L’espoir né en avril 1525 retombe rapidement, alors que la révolte des paysans, venue d’Allemagne, s’était propagée en Alsace et dans le duché de Lorraine (1). La peur sociale des maîtres du sol les conduit à réagir brutalement en faisant appel à la force militaire la plus puissante des environs, celle du duc Antoine de Lorraine. Il s’agit de mettre fin à l’expérience de cette « république paysanne » et aux premières négociations ouvertes. Le duc Antoine de Lorraine, auquel se rallient la plupart des seigneurs de Basse Alsace, décide une expédition pour réduire les insurgés à l’obéissance, dès le 4 mai. L’atmosphère de croisade contre les « Luthériens » galvanise les Lorrains.

Des mercenaires écrasent militairement les bandes paysannes

Le 14 mai, le duc opère un mouvement avec une armée de mercenaires de 10 400 hommes qui écrase militairement les bandes paysannes : à Lupstein le 16 mai, à Saverne le 17 mai, puis à Scherwiller le 20 mai. La dernière troupe est anéantie en novembre près de Belfort. La répression est terrible.

À Lupstein, 3 000 à 4 000 paysans insurgés, les « Rustauds », sont massacrés ou brûlés vifs dans l’église. Jetés dans une fosse commune, puis déposés dans un ossuaire, leurs restes ont longtemps été accompagnés d’un écriteau : « Hütet euch vor dem Lotringer » (« Méfiez-vous du duc de Lorraine »).

On estime le nombre des morts autour de 20 000 en Basse Alsace, localement jusqu’à 10 % de la population. Cependant, sur la rive gauche du Rhin, le mouvement ne s’était pas cantonné aux campagnes alsaciennes ou lorraines. En Franche-Comté, une partie du bailliage d’Amont est ravagée en mai 1525. Les campagnes sont pillées autour de Lure, Villersexel, Vesoul, Faucogney. Il faut attendre juillet, à la bataille de Villersexel, pour que la progression des paysans luthériens soit arrêtée.

Le retour à l’ordre est brutal

Dans un climat de répression sanglante, le retour à l’ordre est brutal. Pour une partie de la bourgeoisie alsacienne, le « bon duc Antoine » est perçu comme un libérateur. Martin Luther (1483-1546) lui-même condamne la guerre des paysans : même s’il pense leur cause juste, le réformateur ne soutient pas la violence et estime qu’elle a dépassé ses propos. Il légitime la mise au pas effectuée par la noblesse. En dehors de la répression, le retour à l’ordre s’effectue par la rémission et la renonciation à toute vengeance des paysans repentis.
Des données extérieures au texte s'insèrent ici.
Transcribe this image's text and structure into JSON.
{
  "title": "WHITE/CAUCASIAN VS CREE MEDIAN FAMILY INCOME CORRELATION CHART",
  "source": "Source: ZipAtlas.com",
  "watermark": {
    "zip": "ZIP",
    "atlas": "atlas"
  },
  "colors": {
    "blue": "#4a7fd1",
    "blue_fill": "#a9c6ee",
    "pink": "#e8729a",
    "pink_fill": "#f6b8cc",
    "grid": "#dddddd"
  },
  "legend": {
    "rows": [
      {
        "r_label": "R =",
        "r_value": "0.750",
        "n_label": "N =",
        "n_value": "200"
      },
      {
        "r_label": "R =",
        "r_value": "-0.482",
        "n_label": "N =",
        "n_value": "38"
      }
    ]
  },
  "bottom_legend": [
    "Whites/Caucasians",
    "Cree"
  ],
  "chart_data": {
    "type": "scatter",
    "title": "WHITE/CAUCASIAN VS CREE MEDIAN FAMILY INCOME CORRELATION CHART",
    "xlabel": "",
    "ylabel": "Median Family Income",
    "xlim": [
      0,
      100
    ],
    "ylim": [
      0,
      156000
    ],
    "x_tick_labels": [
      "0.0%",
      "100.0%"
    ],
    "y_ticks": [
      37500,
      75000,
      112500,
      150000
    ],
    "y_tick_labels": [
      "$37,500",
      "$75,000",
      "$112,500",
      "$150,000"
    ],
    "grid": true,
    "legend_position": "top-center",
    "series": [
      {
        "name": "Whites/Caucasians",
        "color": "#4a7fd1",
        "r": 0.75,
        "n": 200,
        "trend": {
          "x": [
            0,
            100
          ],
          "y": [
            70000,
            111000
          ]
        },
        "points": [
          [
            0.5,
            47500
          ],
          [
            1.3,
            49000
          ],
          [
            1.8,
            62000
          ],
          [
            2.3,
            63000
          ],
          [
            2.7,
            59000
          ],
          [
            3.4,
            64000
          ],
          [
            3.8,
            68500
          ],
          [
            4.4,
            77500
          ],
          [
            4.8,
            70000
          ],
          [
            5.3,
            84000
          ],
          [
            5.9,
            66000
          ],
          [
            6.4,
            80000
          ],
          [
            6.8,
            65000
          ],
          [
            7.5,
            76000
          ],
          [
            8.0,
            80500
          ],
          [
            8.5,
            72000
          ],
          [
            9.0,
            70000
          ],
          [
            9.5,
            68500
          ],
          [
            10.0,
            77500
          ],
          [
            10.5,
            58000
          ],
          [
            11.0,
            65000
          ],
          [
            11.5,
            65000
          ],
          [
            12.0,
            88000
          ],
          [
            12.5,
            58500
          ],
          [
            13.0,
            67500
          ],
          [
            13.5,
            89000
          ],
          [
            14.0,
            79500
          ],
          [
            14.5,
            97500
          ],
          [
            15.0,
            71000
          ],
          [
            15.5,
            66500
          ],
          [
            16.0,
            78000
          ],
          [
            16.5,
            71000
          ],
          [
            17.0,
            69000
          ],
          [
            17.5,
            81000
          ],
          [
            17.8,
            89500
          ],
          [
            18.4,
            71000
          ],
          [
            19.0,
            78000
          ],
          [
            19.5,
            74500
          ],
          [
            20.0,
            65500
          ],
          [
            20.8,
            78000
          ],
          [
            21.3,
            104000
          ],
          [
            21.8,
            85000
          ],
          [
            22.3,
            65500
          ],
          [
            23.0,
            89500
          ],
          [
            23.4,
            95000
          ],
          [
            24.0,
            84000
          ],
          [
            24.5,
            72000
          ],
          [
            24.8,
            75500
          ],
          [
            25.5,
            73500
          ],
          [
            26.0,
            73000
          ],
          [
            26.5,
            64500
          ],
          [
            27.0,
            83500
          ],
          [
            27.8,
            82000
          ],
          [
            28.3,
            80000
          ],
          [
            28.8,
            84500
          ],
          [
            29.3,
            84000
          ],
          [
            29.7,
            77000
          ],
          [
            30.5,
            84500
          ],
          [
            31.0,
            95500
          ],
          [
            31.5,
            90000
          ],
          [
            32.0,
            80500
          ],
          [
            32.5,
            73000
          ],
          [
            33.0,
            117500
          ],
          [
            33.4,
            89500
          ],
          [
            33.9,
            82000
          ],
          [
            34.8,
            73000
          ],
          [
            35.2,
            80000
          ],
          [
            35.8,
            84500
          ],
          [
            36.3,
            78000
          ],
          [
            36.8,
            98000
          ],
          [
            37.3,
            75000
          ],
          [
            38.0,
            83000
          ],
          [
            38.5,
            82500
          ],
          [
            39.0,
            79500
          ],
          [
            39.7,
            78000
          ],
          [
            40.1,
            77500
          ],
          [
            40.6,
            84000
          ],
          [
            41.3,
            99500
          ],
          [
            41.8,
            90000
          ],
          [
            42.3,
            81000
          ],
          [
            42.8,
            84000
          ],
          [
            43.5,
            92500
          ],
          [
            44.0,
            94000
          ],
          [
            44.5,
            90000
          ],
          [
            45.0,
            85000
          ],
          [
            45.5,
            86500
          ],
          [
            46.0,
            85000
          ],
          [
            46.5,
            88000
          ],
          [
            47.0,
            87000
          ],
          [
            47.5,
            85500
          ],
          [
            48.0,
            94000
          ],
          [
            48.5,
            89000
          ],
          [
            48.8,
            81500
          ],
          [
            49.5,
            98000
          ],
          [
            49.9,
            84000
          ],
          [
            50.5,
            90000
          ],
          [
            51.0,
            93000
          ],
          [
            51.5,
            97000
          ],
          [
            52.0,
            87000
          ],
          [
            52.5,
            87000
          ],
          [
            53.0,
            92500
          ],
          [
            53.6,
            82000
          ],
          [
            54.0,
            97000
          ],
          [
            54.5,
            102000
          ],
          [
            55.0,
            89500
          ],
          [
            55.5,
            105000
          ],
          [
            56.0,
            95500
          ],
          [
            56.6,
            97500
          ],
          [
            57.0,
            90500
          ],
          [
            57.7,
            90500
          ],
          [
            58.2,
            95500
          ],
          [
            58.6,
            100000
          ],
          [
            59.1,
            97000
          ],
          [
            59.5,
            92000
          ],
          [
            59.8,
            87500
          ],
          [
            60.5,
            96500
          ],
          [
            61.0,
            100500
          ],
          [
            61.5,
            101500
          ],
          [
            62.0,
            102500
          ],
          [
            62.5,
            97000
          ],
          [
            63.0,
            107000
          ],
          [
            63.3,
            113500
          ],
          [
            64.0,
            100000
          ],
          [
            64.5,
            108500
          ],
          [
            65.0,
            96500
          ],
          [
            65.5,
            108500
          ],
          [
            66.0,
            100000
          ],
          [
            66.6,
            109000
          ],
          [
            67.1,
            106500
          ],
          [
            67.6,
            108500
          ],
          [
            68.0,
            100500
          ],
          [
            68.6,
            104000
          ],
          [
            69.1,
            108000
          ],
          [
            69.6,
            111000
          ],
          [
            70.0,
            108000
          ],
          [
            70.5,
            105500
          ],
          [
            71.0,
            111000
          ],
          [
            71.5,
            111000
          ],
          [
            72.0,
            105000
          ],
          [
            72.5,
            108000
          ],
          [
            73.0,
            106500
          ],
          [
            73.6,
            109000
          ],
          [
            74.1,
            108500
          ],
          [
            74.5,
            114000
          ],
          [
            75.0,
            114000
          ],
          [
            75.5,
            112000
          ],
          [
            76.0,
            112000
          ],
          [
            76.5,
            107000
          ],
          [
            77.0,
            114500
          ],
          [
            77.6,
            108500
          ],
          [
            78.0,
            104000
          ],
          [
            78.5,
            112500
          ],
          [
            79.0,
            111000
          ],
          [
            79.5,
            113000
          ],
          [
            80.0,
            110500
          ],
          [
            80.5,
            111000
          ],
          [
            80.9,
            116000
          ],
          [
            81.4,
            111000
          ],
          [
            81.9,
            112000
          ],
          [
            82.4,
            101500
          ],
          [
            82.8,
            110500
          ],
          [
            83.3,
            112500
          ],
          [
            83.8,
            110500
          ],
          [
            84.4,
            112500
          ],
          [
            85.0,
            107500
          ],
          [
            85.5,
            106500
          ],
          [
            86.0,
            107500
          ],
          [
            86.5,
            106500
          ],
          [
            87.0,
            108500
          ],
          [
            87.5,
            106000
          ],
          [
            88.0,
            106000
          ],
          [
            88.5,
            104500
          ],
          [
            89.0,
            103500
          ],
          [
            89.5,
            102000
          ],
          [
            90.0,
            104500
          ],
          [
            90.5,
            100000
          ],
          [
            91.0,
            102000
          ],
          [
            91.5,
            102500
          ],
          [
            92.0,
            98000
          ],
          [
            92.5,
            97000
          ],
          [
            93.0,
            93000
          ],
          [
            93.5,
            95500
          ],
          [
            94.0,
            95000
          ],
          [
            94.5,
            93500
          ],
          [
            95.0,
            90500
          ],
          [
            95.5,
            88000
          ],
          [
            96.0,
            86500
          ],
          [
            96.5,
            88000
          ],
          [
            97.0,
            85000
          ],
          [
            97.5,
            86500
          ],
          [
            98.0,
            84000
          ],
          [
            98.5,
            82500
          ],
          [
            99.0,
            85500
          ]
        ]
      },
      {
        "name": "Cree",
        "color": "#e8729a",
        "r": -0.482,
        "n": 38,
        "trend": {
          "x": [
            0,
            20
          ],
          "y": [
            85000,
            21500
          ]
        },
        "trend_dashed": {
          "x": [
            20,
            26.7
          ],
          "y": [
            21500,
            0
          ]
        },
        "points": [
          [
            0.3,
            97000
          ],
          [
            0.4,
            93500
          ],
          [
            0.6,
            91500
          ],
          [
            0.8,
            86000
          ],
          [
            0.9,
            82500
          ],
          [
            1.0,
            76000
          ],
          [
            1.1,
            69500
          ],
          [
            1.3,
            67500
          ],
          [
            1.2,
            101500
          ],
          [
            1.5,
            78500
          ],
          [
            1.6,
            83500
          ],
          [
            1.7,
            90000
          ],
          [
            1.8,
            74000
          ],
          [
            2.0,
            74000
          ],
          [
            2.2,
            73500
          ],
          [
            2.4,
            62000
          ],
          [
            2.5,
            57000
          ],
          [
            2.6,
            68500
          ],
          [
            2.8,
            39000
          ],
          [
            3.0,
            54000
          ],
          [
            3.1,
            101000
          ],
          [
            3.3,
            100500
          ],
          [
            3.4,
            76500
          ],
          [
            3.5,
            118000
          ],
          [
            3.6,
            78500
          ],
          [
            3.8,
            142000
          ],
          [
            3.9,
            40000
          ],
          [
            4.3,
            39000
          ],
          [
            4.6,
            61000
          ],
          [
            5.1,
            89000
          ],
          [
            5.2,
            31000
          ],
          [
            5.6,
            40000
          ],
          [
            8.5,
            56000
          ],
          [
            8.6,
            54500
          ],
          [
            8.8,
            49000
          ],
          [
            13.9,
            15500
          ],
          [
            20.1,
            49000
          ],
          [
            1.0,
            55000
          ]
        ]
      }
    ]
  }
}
Le 11 novembre, Eucharius Weber, de Weyersheim (Bas-Rhin), l’un des révoltés, jure le serment de renonciation, l’Urfehde : « Moi, Eucharius Weber, de Weyersheim, reconnais publiquement et fais savoir à tous que jadis, lorsque j’étais, non pas dans la lumière des successeurs du juste évangile mais des falsificateurs, j’ai pris part de ma propre initiative, par méchanceté, sans contrainte et de manière irréfléchie, à l’assemblée des paysans révoltés ; que j’ai juré de m’associer à leur mauvaise entreprise et de détruire les princes, seigneurs et autorités, d’aider à abolir les dîmes, cens et servitudes. »

Martin Luther, peu familier du monde rural par ses origines familiales et ses relations sociales, pouvait-il être le champion de la remise en cause du vieil ordre féodal ? Désavoués, les paysans se sont détachés de son message pour revenir à un catholicisme prudent ou s’orienter vers une forme contestataire du protestantisme, l’anabaptisme.